Making quality the rule

Microsoft wants IT professionals to be strongly regulated. Why stop there?

Nothing becomes a company so much as a high-minded commitment to principles. So when Microsoft says it's in favour of a regulatory regime for IT professionals, it's worth paying attention. If IT people want to get the same status as lawyers, doctors and the like, says the company, then they should be prepared to submit to high standards of conduct — including, in extremis, being struck off.

It's an interesting thought, although we feel comparisons are stronger with other team-based engineering disciplines. More accountability and greater stress on monitoring the quality of results would help IT in many ways, including attracting the more professionally minded to it as a career. Good regulation can set in place a virtuous circle that drives standards up.

Let's not stop there. Medical regulation doesn't just cover the conduct and competence of individual workers. Organisations that make products or services for the health industry are also heavily regulated — in the UK by MHRA, the Medicines and Healthcare products Regulatory Agency. This asks many searching questions of healthcare companies: have the clinical trials been properly carried out? Is production of a sufficiently high quality? Are support and safeguards adequate? It even questions whether publicity and marketing is ethical and appropriate. There are at least 13 areas where the MHRA makes regulatory decisions, and its powers to close things down when they go wrong are near absolute.
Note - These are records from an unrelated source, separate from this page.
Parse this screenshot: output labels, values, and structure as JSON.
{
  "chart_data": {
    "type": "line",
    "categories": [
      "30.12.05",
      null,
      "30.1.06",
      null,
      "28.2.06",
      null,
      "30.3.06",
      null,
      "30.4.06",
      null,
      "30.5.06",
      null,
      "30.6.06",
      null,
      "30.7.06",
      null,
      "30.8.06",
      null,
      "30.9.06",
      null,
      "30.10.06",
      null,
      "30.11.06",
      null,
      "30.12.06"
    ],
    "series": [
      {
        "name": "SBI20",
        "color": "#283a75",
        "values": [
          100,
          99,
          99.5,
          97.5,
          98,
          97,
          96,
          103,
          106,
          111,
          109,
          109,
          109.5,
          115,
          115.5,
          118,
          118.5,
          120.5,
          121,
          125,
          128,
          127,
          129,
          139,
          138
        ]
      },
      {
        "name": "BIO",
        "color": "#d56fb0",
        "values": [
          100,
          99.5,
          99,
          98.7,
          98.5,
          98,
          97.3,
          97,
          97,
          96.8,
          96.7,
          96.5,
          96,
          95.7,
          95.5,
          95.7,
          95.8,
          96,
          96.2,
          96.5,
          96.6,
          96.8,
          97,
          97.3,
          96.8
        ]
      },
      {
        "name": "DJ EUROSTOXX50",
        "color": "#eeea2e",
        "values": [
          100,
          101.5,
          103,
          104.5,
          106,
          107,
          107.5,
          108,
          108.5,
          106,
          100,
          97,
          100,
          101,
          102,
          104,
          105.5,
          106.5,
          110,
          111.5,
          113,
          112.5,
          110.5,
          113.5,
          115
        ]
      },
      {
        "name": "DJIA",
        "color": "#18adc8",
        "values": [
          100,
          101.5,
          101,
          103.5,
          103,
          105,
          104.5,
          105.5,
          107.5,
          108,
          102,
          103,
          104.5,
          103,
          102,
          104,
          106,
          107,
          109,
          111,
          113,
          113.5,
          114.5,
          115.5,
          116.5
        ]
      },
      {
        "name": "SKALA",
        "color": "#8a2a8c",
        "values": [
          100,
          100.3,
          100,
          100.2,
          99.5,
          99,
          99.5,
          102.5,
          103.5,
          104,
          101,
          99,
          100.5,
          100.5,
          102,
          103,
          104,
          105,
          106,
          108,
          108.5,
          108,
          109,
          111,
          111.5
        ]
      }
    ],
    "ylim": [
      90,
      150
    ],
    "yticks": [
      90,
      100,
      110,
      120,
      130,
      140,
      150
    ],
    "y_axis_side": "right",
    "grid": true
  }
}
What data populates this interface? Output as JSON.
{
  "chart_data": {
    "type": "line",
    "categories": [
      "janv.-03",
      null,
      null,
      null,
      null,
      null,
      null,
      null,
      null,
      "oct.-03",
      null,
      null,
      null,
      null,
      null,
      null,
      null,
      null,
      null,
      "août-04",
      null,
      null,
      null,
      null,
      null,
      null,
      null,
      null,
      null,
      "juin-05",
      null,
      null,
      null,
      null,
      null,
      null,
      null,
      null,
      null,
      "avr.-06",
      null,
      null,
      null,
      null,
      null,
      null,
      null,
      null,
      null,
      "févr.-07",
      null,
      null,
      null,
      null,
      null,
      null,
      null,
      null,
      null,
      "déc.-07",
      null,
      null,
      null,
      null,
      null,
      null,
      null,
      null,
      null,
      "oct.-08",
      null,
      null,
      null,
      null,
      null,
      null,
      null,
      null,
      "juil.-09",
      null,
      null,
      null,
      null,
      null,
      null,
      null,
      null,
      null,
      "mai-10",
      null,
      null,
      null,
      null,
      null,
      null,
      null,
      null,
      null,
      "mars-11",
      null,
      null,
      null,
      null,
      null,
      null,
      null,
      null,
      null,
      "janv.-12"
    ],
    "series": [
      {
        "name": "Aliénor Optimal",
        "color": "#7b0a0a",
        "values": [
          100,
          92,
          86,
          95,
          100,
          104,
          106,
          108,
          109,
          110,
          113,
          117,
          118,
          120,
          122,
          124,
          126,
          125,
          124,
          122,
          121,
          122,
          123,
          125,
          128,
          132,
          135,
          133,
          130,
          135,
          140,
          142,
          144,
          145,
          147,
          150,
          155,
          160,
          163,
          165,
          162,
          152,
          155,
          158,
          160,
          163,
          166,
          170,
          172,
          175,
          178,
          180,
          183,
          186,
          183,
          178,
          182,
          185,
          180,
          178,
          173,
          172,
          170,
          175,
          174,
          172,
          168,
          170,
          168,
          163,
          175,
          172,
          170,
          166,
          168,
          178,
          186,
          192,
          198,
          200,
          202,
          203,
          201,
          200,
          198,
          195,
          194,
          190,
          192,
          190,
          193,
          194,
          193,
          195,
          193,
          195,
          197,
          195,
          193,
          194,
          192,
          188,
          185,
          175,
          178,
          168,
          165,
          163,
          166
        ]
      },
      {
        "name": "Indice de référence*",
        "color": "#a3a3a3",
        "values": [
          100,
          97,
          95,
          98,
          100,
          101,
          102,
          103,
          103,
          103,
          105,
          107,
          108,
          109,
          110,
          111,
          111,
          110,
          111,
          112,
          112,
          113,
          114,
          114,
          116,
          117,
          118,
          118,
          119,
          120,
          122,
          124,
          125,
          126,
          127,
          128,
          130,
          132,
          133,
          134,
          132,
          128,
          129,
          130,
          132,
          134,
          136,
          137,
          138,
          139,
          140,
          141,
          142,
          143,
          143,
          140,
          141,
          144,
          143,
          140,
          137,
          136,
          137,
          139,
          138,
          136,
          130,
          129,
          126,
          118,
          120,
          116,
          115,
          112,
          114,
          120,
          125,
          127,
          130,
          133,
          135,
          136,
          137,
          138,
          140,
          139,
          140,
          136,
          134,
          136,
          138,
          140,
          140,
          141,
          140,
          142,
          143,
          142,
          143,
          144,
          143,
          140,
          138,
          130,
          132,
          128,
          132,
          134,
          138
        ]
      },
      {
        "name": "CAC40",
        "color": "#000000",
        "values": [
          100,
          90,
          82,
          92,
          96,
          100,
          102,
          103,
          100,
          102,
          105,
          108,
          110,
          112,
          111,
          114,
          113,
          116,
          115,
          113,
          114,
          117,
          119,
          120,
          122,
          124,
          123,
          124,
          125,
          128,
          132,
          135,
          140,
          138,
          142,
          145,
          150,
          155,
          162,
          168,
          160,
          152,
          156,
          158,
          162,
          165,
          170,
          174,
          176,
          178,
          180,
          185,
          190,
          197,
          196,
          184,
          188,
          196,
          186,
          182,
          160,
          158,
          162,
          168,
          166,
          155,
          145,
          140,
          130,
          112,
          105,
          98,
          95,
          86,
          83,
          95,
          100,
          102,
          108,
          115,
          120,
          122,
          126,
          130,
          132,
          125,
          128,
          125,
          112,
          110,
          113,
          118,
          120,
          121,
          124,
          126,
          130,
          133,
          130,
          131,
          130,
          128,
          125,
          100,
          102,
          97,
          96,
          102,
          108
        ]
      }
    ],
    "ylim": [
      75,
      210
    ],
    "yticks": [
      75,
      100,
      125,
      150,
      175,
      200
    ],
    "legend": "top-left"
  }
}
This would be overkill for IT, of course. Bad medicine can kill thousands: bad software wastes money. The risk-reward equation for innovations in IT is vastly different from that for medical products. But in the same way that aspects of personal medical regulation could usefully be adopted by the IT world, aspects of corporate regulation also have their place. A proper industry association that set standards for quality, support, contracts, licences and advertising, while offering arbitration and ethical advice, would help counter the sense many have that the industry is not always as caring of its clients as it likes to make out. With organisations such as FAST (Federation Against Software Theft) and the BSA (Business Software Alliance) only too happy to lay down the law for customers, it would be refreshing to see some evidence of self-policing.

It may also see the death of one of IT's more abiding — and apt — jokes, that the only difference between a car salesman and a computer salesman is that the car salesman knows when he's lying. For that reason alone, we commend the idea to the house.